1) It looks damn tasteless.
2) And yet somehow less tasteless than Gus Van Sant’s The Sea of Trees.

The other wide release (other than the expansion of the Last of the Oscar Hopefuls, The Revenant), is The Masked Saint, which from every angle I look at it appears to be a revenge thriller starring a pastor, made for a religious audience. There is a possibility that Most Fascinating Release of 2016 is already all sewn up.

15.1.2016

OH MY GOD YOU GUYS, IT’S THE MICHAEL BAY BENGHAZI MOVIE. This is the most astonishingly classy mixture of director and subject since… well since Roland Emmerich made a Stonewall movie (I’m unreasonably disappointed that I’m going to have to miss that one before I complete my Year in Review – the bottom 10 needs just as much TLC as the top 10, y’all). Best-case scenario is that it makes a perfect double feature with Pearl Harbor. Or maybe that’s the worst-case? Well, it’s some scenario, anyway.

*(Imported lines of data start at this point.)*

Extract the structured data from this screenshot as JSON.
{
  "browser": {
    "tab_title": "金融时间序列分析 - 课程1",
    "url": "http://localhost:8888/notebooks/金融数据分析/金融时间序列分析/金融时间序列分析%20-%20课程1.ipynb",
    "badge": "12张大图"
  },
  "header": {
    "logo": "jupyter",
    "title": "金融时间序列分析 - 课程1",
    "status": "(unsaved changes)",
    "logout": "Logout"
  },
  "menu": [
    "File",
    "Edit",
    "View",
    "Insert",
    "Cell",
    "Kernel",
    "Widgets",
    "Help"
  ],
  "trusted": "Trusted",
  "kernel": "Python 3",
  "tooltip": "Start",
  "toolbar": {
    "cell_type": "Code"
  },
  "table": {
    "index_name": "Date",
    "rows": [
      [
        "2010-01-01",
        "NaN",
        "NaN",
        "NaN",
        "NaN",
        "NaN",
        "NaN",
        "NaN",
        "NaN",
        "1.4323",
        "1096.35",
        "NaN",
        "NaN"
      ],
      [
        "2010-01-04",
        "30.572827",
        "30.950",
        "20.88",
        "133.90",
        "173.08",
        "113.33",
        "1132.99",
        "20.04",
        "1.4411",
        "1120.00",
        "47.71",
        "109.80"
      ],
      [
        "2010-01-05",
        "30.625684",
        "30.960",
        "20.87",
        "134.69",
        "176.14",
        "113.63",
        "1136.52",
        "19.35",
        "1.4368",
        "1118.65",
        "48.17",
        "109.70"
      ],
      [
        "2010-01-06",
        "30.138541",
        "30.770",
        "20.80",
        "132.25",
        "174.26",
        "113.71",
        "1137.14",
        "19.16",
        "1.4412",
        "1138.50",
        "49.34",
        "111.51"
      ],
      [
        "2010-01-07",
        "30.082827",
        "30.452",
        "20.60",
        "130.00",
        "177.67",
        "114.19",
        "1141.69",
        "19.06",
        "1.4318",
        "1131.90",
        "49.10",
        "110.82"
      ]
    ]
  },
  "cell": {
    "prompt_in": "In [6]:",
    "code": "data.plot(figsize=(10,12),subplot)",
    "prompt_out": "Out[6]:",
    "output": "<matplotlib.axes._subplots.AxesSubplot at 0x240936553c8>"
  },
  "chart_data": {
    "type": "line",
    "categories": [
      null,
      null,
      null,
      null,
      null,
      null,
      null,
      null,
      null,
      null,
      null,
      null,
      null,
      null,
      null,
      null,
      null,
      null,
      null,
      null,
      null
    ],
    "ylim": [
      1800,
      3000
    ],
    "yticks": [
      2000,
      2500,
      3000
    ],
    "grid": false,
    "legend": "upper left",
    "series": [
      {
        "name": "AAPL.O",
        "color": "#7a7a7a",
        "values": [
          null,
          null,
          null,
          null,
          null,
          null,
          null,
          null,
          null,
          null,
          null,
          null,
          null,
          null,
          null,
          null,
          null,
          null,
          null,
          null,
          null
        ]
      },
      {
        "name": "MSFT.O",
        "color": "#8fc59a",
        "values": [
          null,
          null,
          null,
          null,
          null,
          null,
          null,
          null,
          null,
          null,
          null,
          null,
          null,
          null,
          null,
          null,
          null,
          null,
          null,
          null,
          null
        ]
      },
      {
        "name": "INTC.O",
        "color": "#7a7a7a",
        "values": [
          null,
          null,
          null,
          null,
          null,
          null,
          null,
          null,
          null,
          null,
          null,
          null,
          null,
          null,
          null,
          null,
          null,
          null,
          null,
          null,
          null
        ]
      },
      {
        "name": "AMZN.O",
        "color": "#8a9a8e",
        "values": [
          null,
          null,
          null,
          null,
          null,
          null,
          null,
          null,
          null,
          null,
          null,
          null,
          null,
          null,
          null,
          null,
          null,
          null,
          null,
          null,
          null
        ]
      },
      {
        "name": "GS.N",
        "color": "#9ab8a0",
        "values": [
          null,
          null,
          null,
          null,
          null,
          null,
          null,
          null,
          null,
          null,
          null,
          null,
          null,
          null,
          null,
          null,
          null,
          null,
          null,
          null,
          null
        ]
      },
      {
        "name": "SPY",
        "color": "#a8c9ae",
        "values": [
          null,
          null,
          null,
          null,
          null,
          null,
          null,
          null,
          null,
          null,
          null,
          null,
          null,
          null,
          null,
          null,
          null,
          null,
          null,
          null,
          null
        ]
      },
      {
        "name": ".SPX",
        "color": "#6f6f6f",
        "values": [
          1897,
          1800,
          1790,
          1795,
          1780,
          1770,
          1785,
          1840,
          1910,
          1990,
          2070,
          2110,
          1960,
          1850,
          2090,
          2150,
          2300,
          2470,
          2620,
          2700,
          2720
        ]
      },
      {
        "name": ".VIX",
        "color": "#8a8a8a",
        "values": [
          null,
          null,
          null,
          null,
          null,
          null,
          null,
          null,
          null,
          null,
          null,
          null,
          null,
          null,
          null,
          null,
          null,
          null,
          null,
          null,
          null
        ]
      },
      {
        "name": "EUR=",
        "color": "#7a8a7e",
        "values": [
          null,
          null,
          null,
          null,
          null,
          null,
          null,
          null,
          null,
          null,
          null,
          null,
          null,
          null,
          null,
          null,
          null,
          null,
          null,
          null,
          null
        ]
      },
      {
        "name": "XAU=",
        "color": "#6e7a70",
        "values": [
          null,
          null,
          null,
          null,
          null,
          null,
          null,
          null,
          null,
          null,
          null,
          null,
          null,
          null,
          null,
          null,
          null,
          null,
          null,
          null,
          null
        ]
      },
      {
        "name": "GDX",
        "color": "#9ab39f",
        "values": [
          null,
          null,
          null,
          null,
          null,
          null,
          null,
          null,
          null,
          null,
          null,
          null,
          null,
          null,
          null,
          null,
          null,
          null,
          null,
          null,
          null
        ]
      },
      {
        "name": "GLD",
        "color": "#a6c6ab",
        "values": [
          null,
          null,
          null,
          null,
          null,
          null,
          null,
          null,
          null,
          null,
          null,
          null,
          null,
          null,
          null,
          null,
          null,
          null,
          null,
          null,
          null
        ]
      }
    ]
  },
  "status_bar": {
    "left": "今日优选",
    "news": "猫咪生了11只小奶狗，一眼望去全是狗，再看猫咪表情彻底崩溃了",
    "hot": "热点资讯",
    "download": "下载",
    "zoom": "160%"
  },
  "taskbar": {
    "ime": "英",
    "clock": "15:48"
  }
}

Meanwhile, the year’s first largely unnecessary sequel comes along, in the form of Ride Along 2, though given that the original was one of the biggest January releases ever, it’s hardly unexpected.

The year’s first entirely unnecessary animated feature comes along too, with Norm of the North, whose trailers promise some of the most viscerally unattractive computer animation ever given wide release.

22.1.2016

The Januarys hit hardest in the pentultimate weekend of the month. Among the wide releases are The Boy, about a nanny who comes to believe that the doll she’s been hired to babysit is actually alive. And y’know, all the love in the world to anybody who dives right into a shlocky concept that feels like it was mothballed in the 1950s. But I don’t think I need to justify why this one sounds pretty damn dodgy.

In fairness, while the other wide releases are equally stupid, at least they have real stars and that gives them the illusion of being legitimate: in The 5th Wave, Chloë Grace Moretz, Liev Schreiber, and Maria Bello fight aliens. And in Dirty Grandpa, Robert De Niro swears and talks about sex and stuff, while Zac Efron feels helpless. Comedy allegedly ensues.

29.1.2016

Thank the good Lord, here comes Kung Fu Panda 3 to save the day. And while it’s never a great sign when our savior is a DreamWorks Animation threequel, Kung Fu Panda 2 already managed to be one of the best animated sequels of its generation, dropping hardly at all or indeed not dropping in quality from the adorable, brightly funny Kung Fu Panda. So I think it’s fair to be optimistic, even with the grossly unpromising release date.

Elsewhere, we find the Chris Pine-led The Finest Hours, a movie about a sea disaster, and Fifty Shades of Black, a parody made by the exact creative team as A Haunted House and A Haunted House 2. Because, I mean, the title was just right there, I guess.

Allegedly, the much-benighted Jane Got a Gun is also finally coming out, but I honestly don’t know if I’m going to believe that even after I’ve sat through it and the credits are rolling; the simpler explanation might just be that I’ve hallucinated the whole experience.